I sat down with her, and we spent some time talking about viability and gestational age and outcomes and how a physician approaches a clinical situation, trying to weigh the risk to the mom versus the benefits or risks to the fetus. I explained that we would do the best to figure out what exactly to do given her particular situation. It’s tough, but I tried to reassure her that, no matter what happens, we’ll do our very best to make sure she and her baby are well taken care of.
I’ve been reading reports about people experiencing difficulty accessing methotrexate, which could be used in an abortion but is typically used to treat certain cancers, arthritis, and ectopic pregnancies. Have you had issues with prescriptions that are unrelated to abortion?
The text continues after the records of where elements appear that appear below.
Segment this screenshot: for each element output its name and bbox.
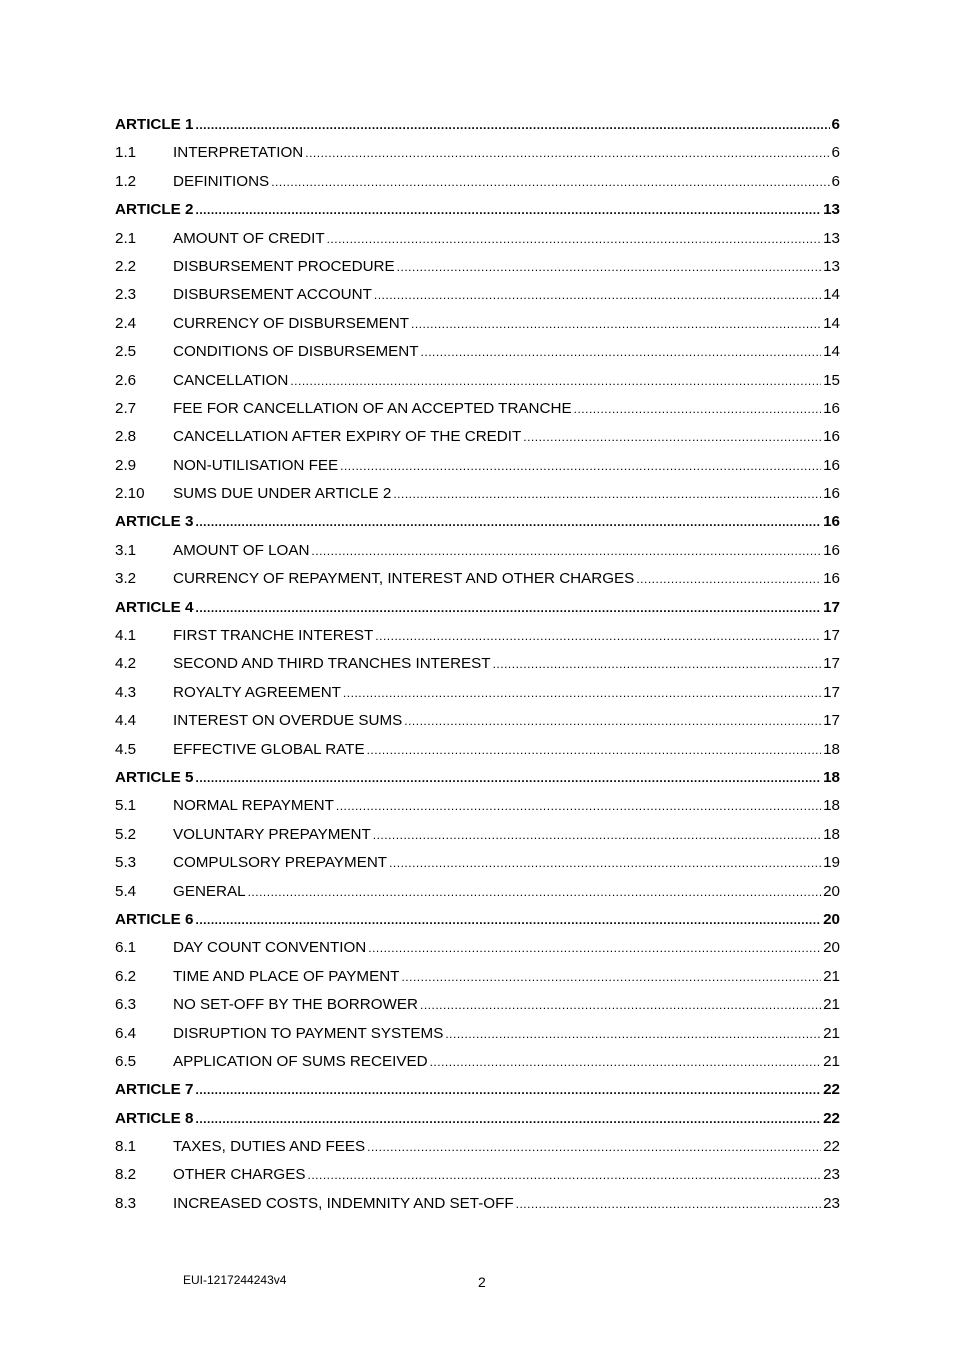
toc-entry-title: DAY COUNT CONVENTION (173, 939, 367, 957)
toc-entry-number: 4.5 (115, 740, 137, 758)
toc-entry-page: 18 (823, 740, 840, 758)
toc-article-entry[interactable] (115, 508, 840, 536)
toc-entry-page: 17 (823, 598, 840, 616)
toc-dot-leader (404, 707, 821, 735)
toc-dot-leader (271, 168, 829, 196)
toc-entry-page: 14 (823, 314, 840, 332)
toc-entry-title: ARTICLE 4 (115, 598, 194, 616)
toc-entry-page: 18 (823, 768, 840, 786)
toc-entry-page: 21 (823, 967, 840, 985)
toc-entry-title: AMOUNT OF CREDIT (173, 229, 325, 247)
toc-entry-title: GENERAL (173, 882, 246, 900)
toc-dot-leader (340, 452, 821, 480)
toc-entry-title: NON-UTILISATION FEE (173, 456, 339, 474)
toc-entry-title: ARTICLE 2 (115, 201, 194, 219)
toc-entry-title: DEFINITIONS (173, 172, 270, 190)
toc-entry-number: 6.1 (115, 939, 137, 957)
toc-entry-number: 2.10 (115, 485, 145, 503)
toc-entry-page: 15 (823, 371, 840, 389)
toc-entry-page: 20 (823, 882, 840, 900)
toc-dot-leader (445, 1020, 821, 1048)
toc-entry-page: 17 (823, 627, 840, 645)
toc-dot-leader (393, 480, 821, 508)
toc-dot-leader (401, 963, 821, 991)
toc-entry-title: NORMAL REPAYMENT (173, 797, 334, 815)
toc-entry-number: 2.6 (115, 371, 137, 389)
toc-entry-number: 4.4 (115, 712, 137, 730)
toc-entry-title: INCREASED COSTS, INDEMNITY AND SET-OFF (173, 1194, 514, 1212)
toc-dot-leader (195, 1105, 821, 1133)
toc-entry-number: 4.1 (115, 627, 137, 645)
toc-entry-title: INTEREST ON OVERDUE SUMS (173, 712, 403, 730)
toc-entry-page: 6 (831, 116, 840, 133)
toc-entry-number: 4.3 (115, 683, 137, 701)
toc-entry-number: 8.3 (115, 1194, 137, 1212)
toc-entry-number: 1.2 (115, 172, 137, 190)
toc-entry-title: TAXES, DUTIES AND FEES (173, 1138, 366, 1156)
toc-entry-title: COMPULSORY PREPAYMENT (173, 854, 388, 872)
toc-dot-leader (420, 991, 821, 1019)
toc-entry-title: NO SET-OFF BY THE BORROWER (173, 996, 418, 1014)
toc-entry-title: ARTICLE 5 (115, 768, 194, 786)
toc-entry-number: 6.5 (115, 1052, 137, 1070)
toc-entry-page: 21 (823, 1052, 840, 1070)
toc-section-entry[interactable] (115, 480, 840, 508)
toc-entry-page: 21 (823, 1024, 840, 1042)
toc-entry-page: 22 (823, 1109, 840, 1127)
toc-entry-page: 14 (823, 286, 840, 304)
toc-section-entry[interactable] (115, 452, 840, 480)
toc-entry-page: 16 (823, 541, 840, 559)
toc-entry-title: DISBURSEMENT ACCOUNT (173, 286, 372, 304)
toc-section-entry[interactable] (115, 878, 840, 906)
toc-entry-page: 16 (823, 485, 840, 503)
toc-section-entry[interactable] (115, 168, 840, 196)
toc-entry-page: 14 (823, 343, 840, 361)
toc-entry-number: 2.2 (115, 257, 137, 275)
toc-dot-leader (195, 1076, 821, 1104)
toc-dot-leader (421, 338, 822, 366)
toc-dot-leader (523, 423, 821, 451)
toc-entry-page: 23 (823, 1166, 840, 1184)
toc-dot-leader (195, 594, 821, 622)
toc-dot-leader (336, 792, 821, 820)
toc-entry-title: ARTICLE 7 (115, 1081, 194, 1099)
toc-entry-page: 17 (823, 712, 840, 730)
toc-section-entry[interactable] (115, 395, 840, 423)
toc-section-entry[interactable] (115, 650, 840, 678)
toc-article-entry[interactable] (115, 594, 840, 622)
toc-dot-leader (307, 1161, 821, 1189)
toc-entry-title: ARTICLE 3 (115, 513, 194, 531)
toc-entry-page: 19 (823, 854, 840, 872)
footer-document-id: EUI-1217244243v4 (183, 1273, 287, 1287)
toc-entry-page: 16 (823, 428, 840, 446)
toc-entry-title: ARTICLE 1 (115, 116, 194, 133)
toc-entry-page: 6 (831, 172, 840, 190)
toc-entry-number: 5.4 (115, 882, 137, 900)
toc-entry-page: 23 (823, 1194, 840, 1212)
toc-entry-title: ARTICLE 6 (115, 910, 194, 928)
toc-entry-page: 22 (823, 1138, 840, 1156)
toc-section-entry[interactable] (115, 707, 840, 735)
toc-dot-leader (516, 1190, 821, 1218)
toc-dot-leader (373, 821, 821, 849)
toc-entry-number: 2.3 (115, 286, 137, 304)
toc-dot-leader (248, 878, 822, 906)
footer-page-number: 2 (478, 1274, 486, 1290)
toc-dot-leader (367, 1133, 821, 1161)
toc-entry-number: 2.1 (115, 229, 137, 247)
toc-dot-leader (195, 196, 821, 224)
toc-entry-number: 2.5 (115, 343, 137, 361)
toc-entry-page: 18 (823, 797, 840, 815)
toc-section-entry[interactable] (115, 310, 840, 338)
toc-section-entry[interactable] (115, 367, 840, 395)
toc-entry-page: 13 (823, 229, 840, 247)
toc-dot-leader (574, 395, 821, 423)
toc-dot-leader (375, 622, 821, 650)
toc-section-entry[interactable] (115, 253, 840, 281)
toc-entry-page: 22 (823, 1081, 840, 1099)
toc-entry-page: 20 (823, 939, 840, 957)
toc-entry-title: EFFECTIVE GLOBAL RATE (173, 740, 365, 758)
toc-entry-page: 16 (823, 513, 840, 531)
toc-section-entry[interactable] (115, 1161, 840, 1189)
toc-entry-title: ARTICLE 8 (115, 1109, 194, 1127)
toc-entry-title: SUMS DUE UNDER ARTICLE 2 (173, 485, 392, 503)
toc-dot-leader (343, 679, 821, 707)
toc-section-entry[interactable] (115, 423, 840, 451)
toc-entry-page: 17 (823, 683, 840, 701)
toc-entry-number: 8.2 (115, 1166, 137, 1184)
toc-section-entry[interactable] (115, 821, 840, 849)
toc-entry-page: 21 (823, 996, 840, 1014)
toc-section-entry[interactable] (115, 934, 840, 962)
toc-dot-leader (411, 310, 821, 338)
toc-entry-number: 2.7 (115, 399, 137, 417)
toc-dot-leader (636, 565, 821, 593)
toc-entry-number: 6.3 (115, 996, 137, 1014)
toc-section-entry[interactable] (115, 281, 840, 309)
toc-article-entry[interactable] (115, 906, 840, 934)
toc-entry-page: 13 (823, 201, 840, 219)
toc-dot-leader (493, 650, 822, 678)
toc-entry-page: 16 (823, 570, 840, 588)
toc-entry-title: ROYALTY AGREEMENT (173, 683, 341, 701)
toc-entry-number: 3.2 (115, 570, 137, 588)
toc-entry-title: SECOND AND THIRD TRANCHES INTEREST (173, 655, 491, 673)
toc-entry-number: 1.1 (115, 144, 137, 162)
toc-entry-page: 13 (823, 257, 840, 275)
toc-entry-number: 2.9 (115, 456, 137, 474)
toc-section-entry[interactable] (115, 537, 840, 565)
toc-entry-title: CONDITIONS OF DISBURSEMENT (173, 343, 419, 361)
toc-section-entry[interactable] (115, 139, 840, 167)
toc-entry-page: 18 (823, 825, 840, 843)
toc-entry-number: 3.1 (115, 541, 137, 559)
toc-entry-title: VOLUNTARY PREPAYMENT (173, 825, 371, 843)
toc-entry-number: 2.8 (115, 428, 137, 446)
toc-entry-title: CANCELLATION (173, 371, 289, 389)
toc-entry-title: APPLICATION OF SUMS RECEIVED (173, 1052, 428, 1070)
toc-section-entry[interactable] (115, 679, 840, 707)
toc-section-entry[interactable] (115, 338, 840, 366)
toc-entry-number: 6.2 (115, 967, 137, 985)
toc-section-entry[interactable] (115, 565, 840, 593)
toc-entry-number: 5.2 (115, 825, 137, 843)
toc-section-entry[interactable] (115, 963, 840, 991)
toc-entry-title: FIRST TRANCHE INTEREST (173, 627, 374, 645)
toc-entry-page: 17 (823, 655, 840, 673)
toc-article-entry[interactable] (115, 1076, 840, 1104)
toc-article-entry[interactable] (115, 764, 840, 792)
toc-dot-leader (327, 225, 822, 253)
toc-entry-title: OTHER CHARGES (173, 1166, 306, 1184)
toc-entry-title: DISRUPTION TO PAYMENT SYSTEMS (173, 1024, 444, 1042)
toc-section-entry[interactable] (115, 849, 840, 877)
toc-entry-page: 16 (823, 399, 840, 417)
toc-dot-leader (389, 849, 821, 877)
toc-entry-number: 4.2 (115, 655, 137, 673)
toc-dot-leader (195, 508, 821, 536)
toc-dot-leader (195, 764, 821, 792)
toc-section-entry[interactable] (115, 991, 840, 1019)
toc-dot-leader (290, 367, 821, 395)
toc-entry-title: DISBURSEMENT PROCEDURE (173, 257, 395, 275)
toc-dot-leader (397, 253, 821, 281)
toc-entry-title: FEE FOR CANCELLATION OF AN ACCEPTED TRANCHE (173, 399, 572, 417)
toc-dot-leader (368, 934, 821, 962)
toc-section-entry[interactable] (115, 1133, 840, 1161)
toc-article-entry[interactable] (115, 1105, 840, 1133)
toc-entry-page: 20 (823, 910, 840, 928)
toc-entry-title: CURRENCY OF DISBURSEMENT (173, 314, 409, 332)
toc-section-entry[interactable] (115, 792, 840, 820)
toc-article-entry[interactable] (115, 111, 840, 139)
toc-section-entry[interactable] (115, 622, 840, 650)
toc-section-entry[interactable] (115, 1020, 840, 1048)
toc-entry-title: CANCELLATION AFTER EXPIRY OF THE CREDIT (173, 428, 522, 446)
toc-dot-leader (195, 906, 821, 934)
toc-dot-leader (311, 537, 821, 565)
toc-entry-page: 16 (823, 456, 840, 474)
toc-section-entry[interactable] (115, 1190, 840, 1218)
toc-section-entry[interactable] (115, 225, 840, 253)
toc-dot-leader (367, 736, 822, 764)
toc-entry-title: AMOUNT OF LOAN (173, 541, 310, 559)
toc-entry-number: 6.4 (115, 1024, 137, 1042)
toc-entry-number: 2.4 (115, 314, 137, 332)
toc-section-entry[interactable] (115, 736, 840, 764)
toc-entry-number: 5.1 (115, 797, 137, 815)
toc-entry-number: 5.3 (115, 854, 137, 872)
toc-entry-title: TIME AND PLACE OF PAYMENT (173, 967, 400, 985)
toc-section-entry[interactable] (115, 1048, 840, 1076)
toc-dot-leader (305, 139, 829, 167)
toc-entry-title: CURRENCY OF REPAYMENT, INTEREST AND OTHER CHARGES (173, 570, 635, 588)
toc-dot-leader (195, 111, 829, 139)
toc-entry-number: 8.1 (115, 1138, 137, 1156)
toc-entry-title: INTERPRETATION (173, 144, 304, 162)
toc-article-entry[interactable] (115, 196, 840, 224)
toc-dot-leader (374, 281, 821, 309)
toc-dot-leader (430, 1048, 822, 1076)
toc-entry-page: 6 (831, 144, 840, 162)
table-of-contents (115, 111, 840, 1218)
Throughout my entire career, there have been staff at infusion centers for cancer treatment who have intermittently reached out about a methotrexate prescription to say, “Hey, I really need to know exactly what it is you’re using this for because I want to make sure I don’t interrupt a viable pregnancy.” And you have to go down that road and try to educate them. Within an hour of Roe being overturned, I prescribed Cytotec, one of two drugs commonly involved in medication abortion, for a patient who was having a miscarriage without a heartbeat to help her complete it without having to undergo a D&C. Fifteen minutes later, the local pharmacy called my office wanting clinical information about why I was prescribing it.
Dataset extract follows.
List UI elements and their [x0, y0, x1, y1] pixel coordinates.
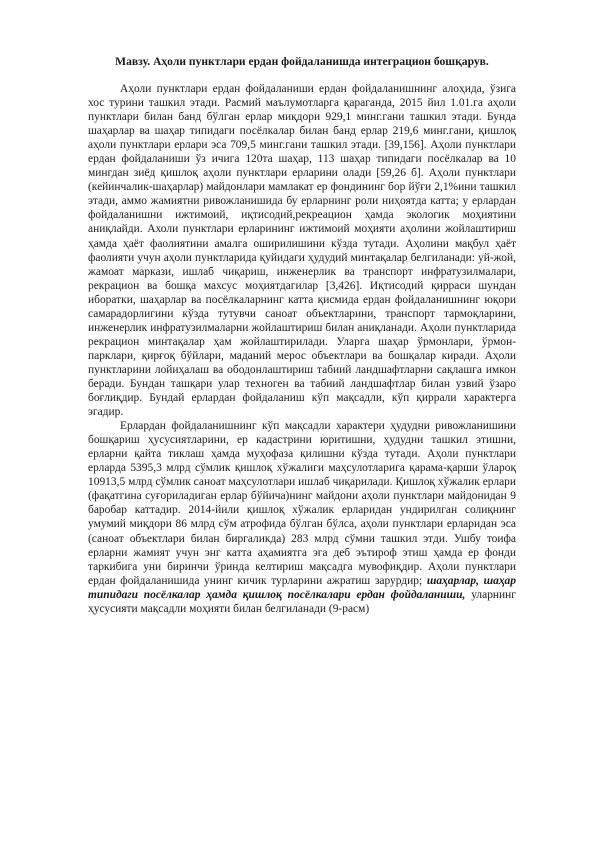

Now the pharmacies call every single time we prescribe Cytotec for a miscarriage to make certain that this is not for an elective termination. I don’t think pharmacists really want to be in the business of policing their physician colleagues, but Kentucky’s trigger law says that any particular person who assists or aids in the procurement of a pregnancy termination could be liable for monetary bond or up to five years in jail for a class-D felony. It could be a patient’s best friend who drives her to the pharmacy or drove her to the appointment to see the physician. It could be the pharmacy tech who’s just filling the medication. It could be the check-in person for the office. We don’t know how wide a net the prosecutor in any particular county would try to cast.
It sounds like a lot of time and effort to try to untangle all of this red tape and uncertainty.
As if our world wasn’t stressful enough right now. We’ve got the pandemic, our institutions are failing, and then, for these women, the added uncertainty about the health of their own bodies should they choose to get pregnant or should they choose not to. You have a patient whose birth control failed, and now a government official is trying to be part of the team that cares for her. It’s frightening. Then there have been reports, and actually warnings in the Dobbs decision, that contraception may be next on the chopping block. My patients are worried about that. I also have lots of LGBTQ patients who are worried about losing the right to same-sex marriage and other issues concerning their communities. The anxiety and feeling of not having control over their health has really been palpable with patients. It also transfers over to my staff, who work their hearts out to make sure that these patients are being well cared for.
We know the pro-life movement wants to limit the number of first-trimester or elective terminations. By doing that, they’re also sweeping up this whole significant group of people who have really desired pregnancies. They have hopes and dreams that surround those pregnancies. And then something goes wrong, and everyone is in tears. It’s gut-wrenching — it’s not anything close to what that patient ever thought would happen. The language now in these trigger laws puts that particular group of patients into a situation where their lives and their health can be in jeopardy. My heart goes out to them.
This interview has been edited for length and clarity.